Uno de los atributos fundamentales del hip-hop es transportarnos al rincón del mundo desde donde se graba, sea una esquina fría y oscura en Nueva York o el asiento de copiloto de un auto descapotable bajo el sol de California. Eso se construye con acento y vocabulario así como también con el conocimiento y reciclaje de la propia cultura musical. La obra más emblemática del presente del movimiento que convoca esta nota es SP.I (Spinettaje Intenso) de Mir Nicolás, no solo por su virtuosismo y creatividad, sino porque propone un sonido construido al cien por ciento con samples de música argentina de todas las épocas. Y no es algo subliminal, todo se retroalimenta con una identidad criolla y el homenaje a inventores del más alto vuelo como Luis Alberto Spinetta y Astor Piazzolla. Fuera de Buenos Aires la genealogía rapera florece y aparecen estas inquietudes. Con la misma consigna de samples locales, Nasir Catriel y Fasciolo, dupla promesa rosarina, preparan su debut Ballet para las Masas. Frane, beatmaker y MC de Ushuaia, bien cerquita del Fin del Mundo, hace el rap más austral del planeta. Sus discos Tierra del Fuego y Bosque Negro marcan una escuela patagónica, ya con algunos adeptos y un sonido solo posible al sur del sur. El norte ahora redobla la apuesta con Valle Chakal Ki, debut de los salteños Alkoy y Fakiir, construido todo a partir de samples de su provincia, ricos en rock y varias formas de folklore. Conviven ahí el bandoneón de Dino Saluzzi, baterías metaleras y algunas de las estructuras de rimas más sofisticadas y honestas que se hayan escrito en este mundillo.

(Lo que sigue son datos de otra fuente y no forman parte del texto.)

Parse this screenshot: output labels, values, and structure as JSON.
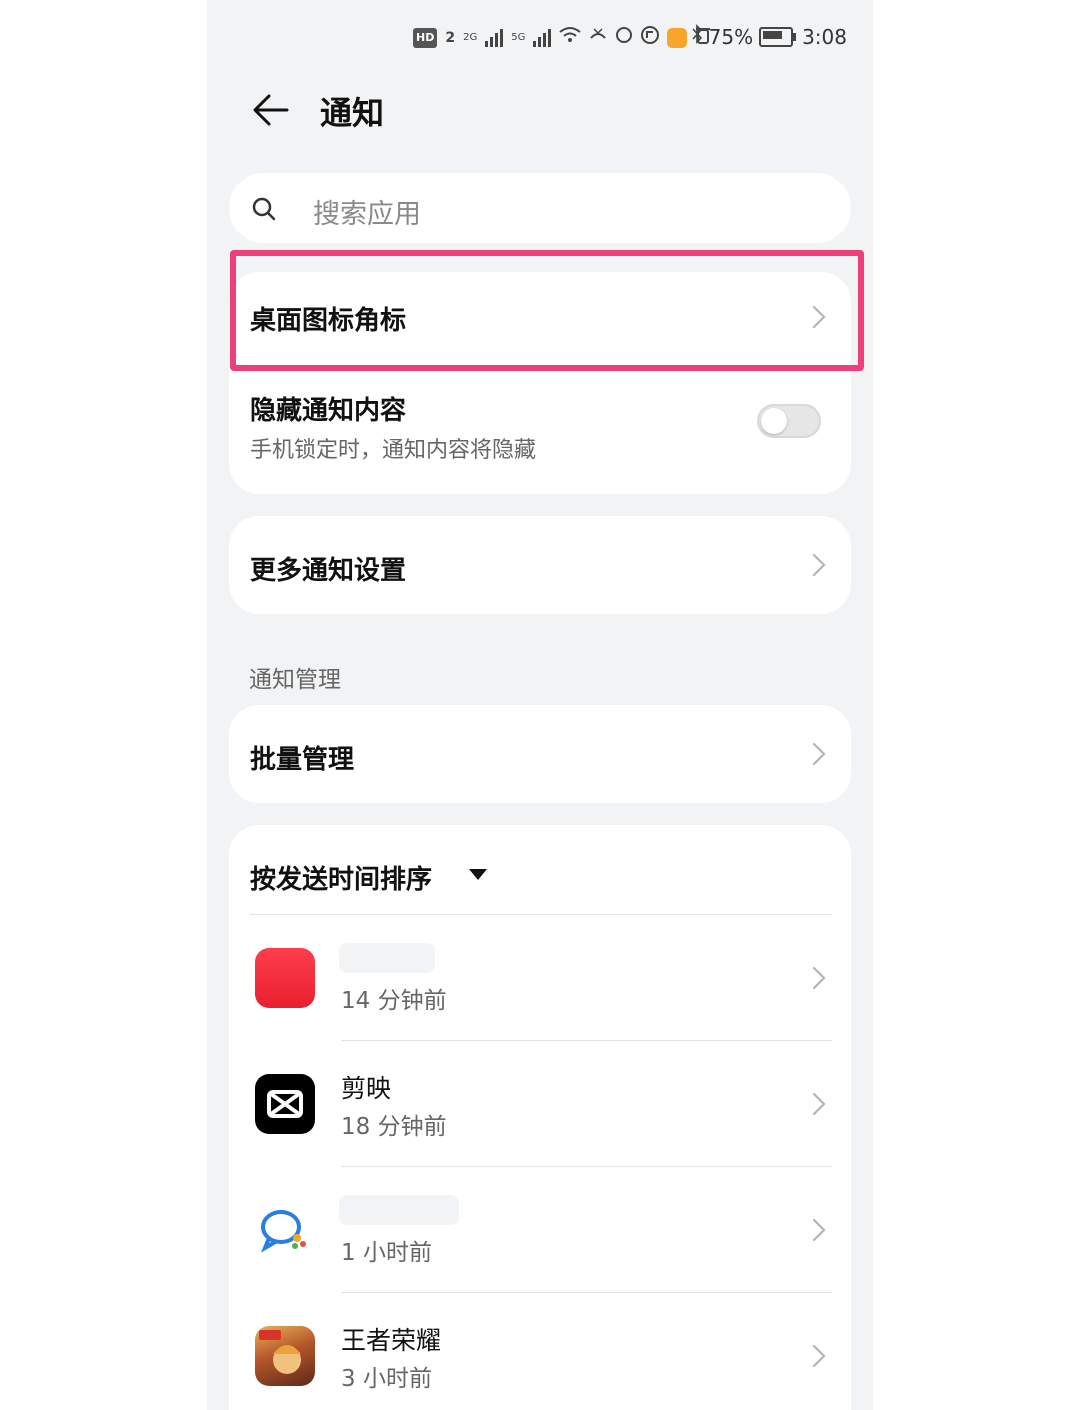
{
  "status_bar": {
    "hd_label": "HD",
    "sim_slot": "2",
    "network_1": "2G",
    "network_2": "5G",
    "battery_percent": "75%",
    "time": "3:08"
  },
  "header": {
    "title": "通知"
  },
  "search": {
    "placeholder": "搜索应用"
  },
  "settings": {
    "badge_row_label": "桌面图标角标",
    "hide_content_label": "隐藏通知内容",
    "hide_content_sub": "手机锁定时，通知内容将隐藏",
    "hide_content_enabled": false,
    "more_settings_label": "更多通知设置"
  },
  "management": {
    "section_label": "通知管理",
    "batch_label": "批量管理",
    "sort_label": "按发送时间排序"
  },
  "apps": [
    {
      "name": "",
      "time": "14 分钟前",
      "icon": "red-app-icon",
      "color": "#f0303f"
    },
    {
      "name": "剪映",
      "time": "18 分钟前",
      "icon": "capcut-icon",
      "color": "#000000"
    },
    {
      "name": "",
      "time": "1 小时前",
      "icon": "chat-bubble-app-icon",
      "color": "#2a7de1"
    },
    {
      "name": "王者荣耀",
      "time": "3 小时前",
      "icon": "honor-of-kings-icon",
      "color": "#b5552a"
    }
  ],
  "colors": {
    "highlight": "#ee3f7a",
    "page_background": "#f1f3f5"
  }
}
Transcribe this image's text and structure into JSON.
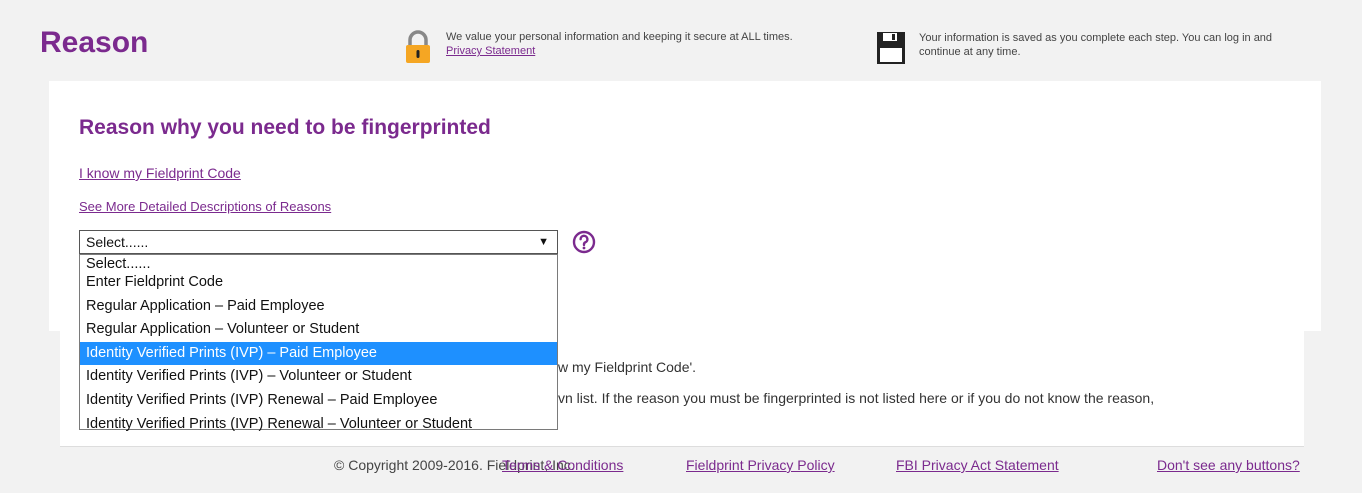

«Golden era en Argentina is coming
Da igual la vara y quien la mantenga más alta»

—Alkoy en «Era Dorada»

Conciertos con orquesta, unas primeras ediciones en vinilo, escenarios más grandes,  colaboraciones con referentes internacionales y otros tantos logros evidencian el crecimiento. Lo más importante es que esos logros individuales se sienten colectivos y se celebran como tal. En un país que parece incapaz de pasar diez años sin una crisis feroz, sabe a justicia que alguien talentoso de un barrio marginal, que en sus canciones le habla al gil laburante, al pibe que se busca la vida como pueda, pueda llenar su heladera rapeando. Es el caso de Cerounno, que está creciendo a pasos agigantados, y de varios más si esto sigue así.

En Argentina nunca se sabe, pero el talento no va a faltar y menos con la palabra. Sea de clase acomodada como los Les Luthiers y aquellos primeros poetas lunfardos o un turro atrevido en una esquina olvidada por Dios, siempre va a haber alguien puesto para inaugurar una nueva rama de la etimología.